Dinosaur Seeds

Dawn Vogel has written for children, teens, and adults, spanning genres, places, and time periods. She lives in Seattle with her awesome husband and their cats. "Dinosaur Seeds" is in Short Circuit #12, Short Édition's quarterly review.

I find Jackie in the garden, digging holes with a stick in a section of the flowerbed that's gone to weeds. "Whatcha doing, kiddo?"
"Planting dinosaur seeds," she says, beaming up at me. She uncurls her fist to show me five dull pebbles, each one slightly elongated so it bears a faint resemblance to an egg.
She's four, so I play along, crouching beside her. "Oh, yeah? What kind of dinosaurs are going to grow from those?"
She giggles. "It's a mystery!"
Jackie soaks up vocabulary like a sponge. "Mystery" is one of her new favorite words.
"Do you remember what we learned about plants?"
"They need lots of room to wiggle their toes. I mean roots."
"You've got it." I kiss the top of her head, no longer smelling sweet like it did when she was a baby. "And then, when you're done, bathtime."
#
I've forgotten about the dinosaur seeds by the next time I'm trying to make the garden look reasonable, rather than like I've given up on the whole thing.
"Don't throw away the dinosaur plants!" Jackie shrieks.
There are new weeds in the section where she planted the pebbles. Weeds are tenacious. There were probably seeds on the stick she used to dig or something. "Okay, kiddo, I won't."
She plops down on the grass beside her "dinosaur plants." 
"I think this one's going to be a T. rex." She can't quite manage tyrannosaurus, so she prefers the nickname.
"Oh yeah? How long do dinosaur plants take to bloom?"

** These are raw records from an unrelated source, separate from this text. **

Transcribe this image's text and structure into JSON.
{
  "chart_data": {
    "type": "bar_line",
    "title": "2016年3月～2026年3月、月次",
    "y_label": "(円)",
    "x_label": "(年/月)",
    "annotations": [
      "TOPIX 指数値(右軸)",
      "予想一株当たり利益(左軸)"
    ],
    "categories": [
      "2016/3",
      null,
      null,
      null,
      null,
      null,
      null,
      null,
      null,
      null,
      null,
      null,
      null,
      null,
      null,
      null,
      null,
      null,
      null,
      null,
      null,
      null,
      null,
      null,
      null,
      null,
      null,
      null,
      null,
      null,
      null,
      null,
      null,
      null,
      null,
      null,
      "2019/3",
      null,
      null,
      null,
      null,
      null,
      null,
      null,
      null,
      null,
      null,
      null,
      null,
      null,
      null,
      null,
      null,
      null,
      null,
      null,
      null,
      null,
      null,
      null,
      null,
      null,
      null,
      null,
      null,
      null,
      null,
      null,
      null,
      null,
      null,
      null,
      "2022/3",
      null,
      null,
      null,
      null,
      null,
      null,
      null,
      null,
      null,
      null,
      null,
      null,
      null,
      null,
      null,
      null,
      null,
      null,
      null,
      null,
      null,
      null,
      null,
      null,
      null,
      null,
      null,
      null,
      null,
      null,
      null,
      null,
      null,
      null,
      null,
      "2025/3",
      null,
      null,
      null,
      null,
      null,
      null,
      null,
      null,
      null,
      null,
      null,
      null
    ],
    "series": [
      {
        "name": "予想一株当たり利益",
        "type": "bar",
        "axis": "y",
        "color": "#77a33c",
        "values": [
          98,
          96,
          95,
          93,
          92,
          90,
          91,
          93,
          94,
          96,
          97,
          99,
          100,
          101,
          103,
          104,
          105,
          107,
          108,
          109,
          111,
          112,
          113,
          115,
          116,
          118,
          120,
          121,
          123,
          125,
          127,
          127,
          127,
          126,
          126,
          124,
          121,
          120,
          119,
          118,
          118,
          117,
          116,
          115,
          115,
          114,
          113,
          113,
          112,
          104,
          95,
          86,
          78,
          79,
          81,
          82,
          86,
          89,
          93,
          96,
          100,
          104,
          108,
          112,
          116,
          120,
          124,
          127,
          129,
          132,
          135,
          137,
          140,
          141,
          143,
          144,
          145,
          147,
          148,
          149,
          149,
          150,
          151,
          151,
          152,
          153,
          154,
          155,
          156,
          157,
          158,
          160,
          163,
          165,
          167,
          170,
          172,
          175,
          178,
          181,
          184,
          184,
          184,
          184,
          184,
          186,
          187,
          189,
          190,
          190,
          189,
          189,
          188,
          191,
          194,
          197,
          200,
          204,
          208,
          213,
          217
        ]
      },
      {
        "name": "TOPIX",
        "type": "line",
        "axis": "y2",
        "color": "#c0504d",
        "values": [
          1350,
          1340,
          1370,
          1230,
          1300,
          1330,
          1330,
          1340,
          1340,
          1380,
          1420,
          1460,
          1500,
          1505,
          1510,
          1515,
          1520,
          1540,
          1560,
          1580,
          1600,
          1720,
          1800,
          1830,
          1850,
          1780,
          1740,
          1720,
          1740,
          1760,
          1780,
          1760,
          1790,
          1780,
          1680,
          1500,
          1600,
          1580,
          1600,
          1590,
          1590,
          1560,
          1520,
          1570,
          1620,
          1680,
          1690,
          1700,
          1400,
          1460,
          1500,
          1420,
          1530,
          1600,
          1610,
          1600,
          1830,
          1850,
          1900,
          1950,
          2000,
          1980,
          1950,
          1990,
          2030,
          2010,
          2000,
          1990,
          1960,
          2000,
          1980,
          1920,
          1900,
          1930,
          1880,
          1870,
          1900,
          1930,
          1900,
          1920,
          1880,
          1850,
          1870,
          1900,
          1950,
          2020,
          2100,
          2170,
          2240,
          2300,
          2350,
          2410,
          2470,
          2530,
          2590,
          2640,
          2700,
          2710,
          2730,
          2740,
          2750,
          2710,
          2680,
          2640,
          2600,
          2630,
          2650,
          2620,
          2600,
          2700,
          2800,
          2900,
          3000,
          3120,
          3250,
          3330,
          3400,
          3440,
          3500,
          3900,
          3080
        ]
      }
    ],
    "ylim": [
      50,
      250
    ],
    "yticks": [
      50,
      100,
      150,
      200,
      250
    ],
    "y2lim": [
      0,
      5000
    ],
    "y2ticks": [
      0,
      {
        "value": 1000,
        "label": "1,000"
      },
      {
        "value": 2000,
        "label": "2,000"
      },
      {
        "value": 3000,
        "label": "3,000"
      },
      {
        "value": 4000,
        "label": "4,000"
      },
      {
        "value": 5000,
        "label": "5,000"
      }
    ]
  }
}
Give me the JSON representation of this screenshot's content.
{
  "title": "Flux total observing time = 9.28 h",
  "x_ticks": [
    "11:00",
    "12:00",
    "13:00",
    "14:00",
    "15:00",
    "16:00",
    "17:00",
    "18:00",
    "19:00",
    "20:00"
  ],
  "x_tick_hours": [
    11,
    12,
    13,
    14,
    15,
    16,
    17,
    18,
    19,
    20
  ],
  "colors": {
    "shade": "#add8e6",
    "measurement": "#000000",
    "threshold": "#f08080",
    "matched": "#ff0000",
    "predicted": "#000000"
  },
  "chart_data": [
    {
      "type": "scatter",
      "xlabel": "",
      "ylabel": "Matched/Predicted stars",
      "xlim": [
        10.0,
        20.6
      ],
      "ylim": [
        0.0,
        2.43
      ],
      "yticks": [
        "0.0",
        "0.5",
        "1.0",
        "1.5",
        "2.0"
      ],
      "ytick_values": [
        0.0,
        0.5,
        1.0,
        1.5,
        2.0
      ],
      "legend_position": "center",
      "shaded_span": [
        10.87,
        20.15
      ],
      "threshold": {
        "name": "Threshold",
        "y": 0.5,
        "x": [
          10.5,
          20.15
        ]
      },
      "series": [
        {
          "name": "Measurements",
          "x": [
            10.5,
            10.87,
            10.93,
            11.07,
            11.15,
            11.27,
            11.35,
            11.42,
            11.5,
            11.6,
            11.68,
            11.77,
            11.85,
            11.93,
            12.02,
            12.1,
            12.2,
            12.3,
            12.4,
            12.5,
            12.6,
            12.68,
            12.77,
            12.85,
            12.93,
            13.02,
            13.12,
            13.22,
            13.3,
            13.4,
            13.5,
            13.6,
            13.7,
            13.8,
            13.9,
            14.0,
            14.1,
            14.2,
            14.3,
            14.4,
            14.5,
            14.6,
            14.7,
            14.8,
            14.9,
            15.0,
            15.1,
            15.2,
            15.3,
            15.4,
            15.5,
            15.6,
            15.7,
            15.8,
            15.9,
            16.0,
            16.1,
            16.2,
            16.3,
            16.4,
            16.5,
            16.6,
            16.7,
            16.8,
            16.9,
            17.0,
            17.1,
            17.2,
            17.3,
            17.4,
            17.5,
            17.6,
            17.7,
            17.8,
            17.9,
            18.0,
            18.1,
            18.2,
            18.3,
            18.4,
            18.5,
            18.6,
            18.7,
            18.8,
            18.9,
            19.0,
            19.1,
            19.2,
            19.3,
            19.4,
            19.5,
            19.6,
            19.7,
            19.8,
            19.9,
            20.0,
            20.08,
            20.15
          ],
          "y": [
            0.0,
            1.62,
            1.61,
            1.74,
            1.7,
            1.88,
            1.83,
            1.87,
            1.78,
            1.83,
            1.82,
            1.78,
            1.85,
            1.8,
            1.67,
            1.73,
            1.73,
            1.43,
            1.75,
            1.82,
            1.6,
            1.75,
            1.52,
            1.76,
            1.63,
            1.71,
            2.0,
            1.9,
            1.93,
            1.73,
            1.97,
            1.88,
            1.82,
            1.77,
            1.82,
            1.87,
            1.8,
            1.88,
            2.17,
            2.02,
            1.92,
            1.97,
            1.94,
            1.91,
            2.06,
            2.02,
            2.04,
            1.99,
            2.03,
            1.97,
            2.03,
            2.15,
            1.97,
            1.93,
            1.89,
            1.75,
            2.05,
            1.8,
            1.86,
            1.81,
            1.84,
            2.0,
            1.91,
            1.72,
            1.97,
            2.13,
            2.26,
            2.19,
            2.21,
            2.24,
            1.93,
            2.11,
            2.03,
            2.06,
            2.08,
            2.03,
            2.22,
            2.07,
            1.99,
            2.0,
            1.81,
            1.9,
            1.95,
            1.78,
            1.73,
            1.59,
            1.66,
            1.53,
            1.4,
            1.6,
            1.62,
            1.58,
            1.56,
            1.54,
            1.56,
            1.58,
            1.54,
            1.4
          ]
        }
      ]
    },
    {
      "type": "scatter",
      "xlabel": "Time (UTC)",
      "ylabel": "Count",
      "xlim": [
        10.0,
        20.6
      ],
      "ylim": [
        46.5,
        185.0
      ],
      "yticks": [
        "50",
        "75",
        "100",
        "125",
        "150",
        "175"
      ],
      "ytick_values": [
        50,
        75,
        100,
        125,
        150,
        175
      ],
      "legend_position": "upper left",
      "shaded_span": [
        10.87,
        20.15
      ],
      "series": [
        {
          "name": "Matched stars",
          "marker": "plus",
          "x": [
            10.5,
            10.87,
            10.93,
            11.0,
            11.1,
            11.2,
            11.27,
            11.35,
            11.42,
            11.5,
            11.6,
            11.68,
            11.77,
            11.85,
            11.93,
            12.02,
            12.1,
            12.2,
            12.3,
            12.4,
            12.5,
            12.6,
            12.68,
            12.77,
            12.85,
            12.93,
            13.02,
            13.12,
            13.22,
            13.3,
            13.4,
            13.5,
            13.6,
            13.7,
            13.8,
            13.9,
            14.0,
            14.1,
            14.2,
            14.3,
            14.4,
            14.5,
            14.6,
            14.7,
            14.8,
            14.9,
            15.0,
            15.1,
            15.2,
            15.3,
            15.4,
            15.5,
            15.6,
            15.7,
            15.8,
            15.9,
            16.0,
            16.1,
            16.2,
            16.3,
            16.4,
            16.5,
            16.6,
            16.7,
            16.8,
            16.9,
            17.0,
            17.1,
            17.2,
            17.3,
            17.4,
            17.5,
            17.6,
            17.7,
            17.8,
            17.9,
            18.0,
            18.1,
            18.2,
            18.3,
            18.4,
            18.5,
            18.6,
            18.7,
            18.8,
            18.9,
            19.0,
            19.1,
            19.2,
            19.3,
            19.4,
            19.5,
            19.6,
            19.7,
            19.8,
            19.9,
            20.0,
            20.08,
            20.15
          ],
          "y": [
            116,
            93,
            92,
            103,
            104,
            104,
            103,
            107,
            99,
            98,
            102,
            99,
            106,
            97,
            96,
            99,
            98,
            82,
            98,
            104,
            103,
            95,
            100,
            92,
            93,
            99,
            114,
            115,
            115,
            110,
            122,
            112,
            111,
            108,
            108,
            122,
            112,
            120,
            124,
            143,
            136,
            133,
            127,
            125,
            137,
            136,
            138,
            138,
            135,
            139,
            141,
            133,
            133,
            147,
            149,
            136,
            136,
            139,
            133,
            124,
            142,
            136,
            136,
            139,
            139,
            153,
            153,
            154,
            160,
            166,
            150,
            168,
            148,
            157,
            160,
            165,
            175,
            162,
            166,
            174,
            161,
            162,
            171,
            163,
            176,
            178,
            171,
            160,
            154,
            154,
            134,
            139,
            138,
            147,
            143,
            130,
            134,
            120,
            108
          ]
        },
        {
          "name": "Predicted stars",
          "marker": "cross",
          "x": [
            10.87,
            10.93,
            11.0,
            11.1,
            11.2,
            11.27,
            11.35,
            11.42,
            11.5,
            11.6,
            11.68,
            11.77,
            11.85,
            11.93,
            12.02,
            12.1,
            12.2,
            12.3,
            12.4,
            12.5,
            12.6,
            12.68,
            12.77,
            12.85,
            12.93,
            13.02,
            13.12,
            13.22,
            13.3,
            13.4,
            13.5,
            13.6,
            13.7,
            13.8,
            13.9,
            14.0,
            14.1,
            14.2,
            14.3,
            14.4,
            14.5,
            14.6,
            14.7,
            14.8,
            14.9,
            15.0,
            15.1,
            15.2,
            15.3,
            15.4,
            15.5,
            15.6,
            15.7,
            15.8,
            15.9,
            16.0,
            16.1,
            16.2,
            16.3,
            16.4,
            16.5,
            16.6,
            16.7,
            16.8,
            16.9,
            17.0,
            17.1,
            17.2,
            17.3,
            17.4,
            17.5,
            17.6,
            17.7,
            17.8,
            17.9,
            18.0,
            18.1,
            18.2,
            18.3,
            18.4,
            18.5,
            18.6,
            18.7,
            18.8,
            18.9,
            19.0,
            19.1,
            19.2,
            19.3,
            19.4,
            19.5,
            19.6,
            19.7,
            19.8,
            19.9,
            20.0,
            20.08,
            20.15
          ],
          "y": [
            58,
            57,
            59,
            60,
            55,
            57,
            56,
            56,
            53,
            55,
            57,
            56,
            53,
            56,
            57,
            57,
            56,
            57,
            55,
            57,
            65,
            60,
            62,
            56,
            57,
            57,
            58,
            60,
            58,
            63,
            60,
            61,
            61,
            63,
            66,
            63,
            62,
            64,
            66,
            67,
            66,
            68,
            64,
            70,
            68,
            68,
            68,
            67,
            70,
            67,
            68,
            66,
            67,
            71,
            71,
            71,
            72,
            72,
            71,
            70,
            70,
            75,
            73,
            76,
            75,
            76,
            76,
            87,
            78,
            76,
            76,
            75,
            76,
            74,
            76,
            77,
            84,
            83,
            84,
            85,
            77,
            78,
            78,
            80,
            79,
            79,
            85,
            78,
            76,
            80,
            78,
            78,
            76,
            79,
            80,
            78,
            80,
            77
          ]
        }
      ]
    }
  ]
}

Jackie shrugs. "Millenia."
The way she says it, so offhand, I almost believe her. "So, next Tuesday?"
"How many days is that?" she asks.
"Six."
She nods. "Yeah, next Tuesday. Probably."
#
I wake on Tuesday to a rumble. It's not garbage day. It's not recycling day. Yard waste pickup? No.
A squeal, devolving into laughter, comes from Jackie's room. She's usually a heavy sleeper.
I haul myself out of bed and poke my head into her room.
The face of a T. rex is peering through her window.
I pinch myself, then rub my eyes.
Nope, still there.
"Jackie?"
"Look, Mama! I told you one of the plants was going to be a T. rex!"
I'm not sure what to say to that. No, sweetie, dinosaurs don't grow from pebbles seems disingenuous when presented with a freakin' T. rex at the window. Standing right around the spot where the garden full of weeds would be.
I'm going to have to figure out how to explain this to the HOA. But there's another thing that occurs to me first.
"Jackie, sweetie, when do you think those other dinosaur seeds are going to bloom?"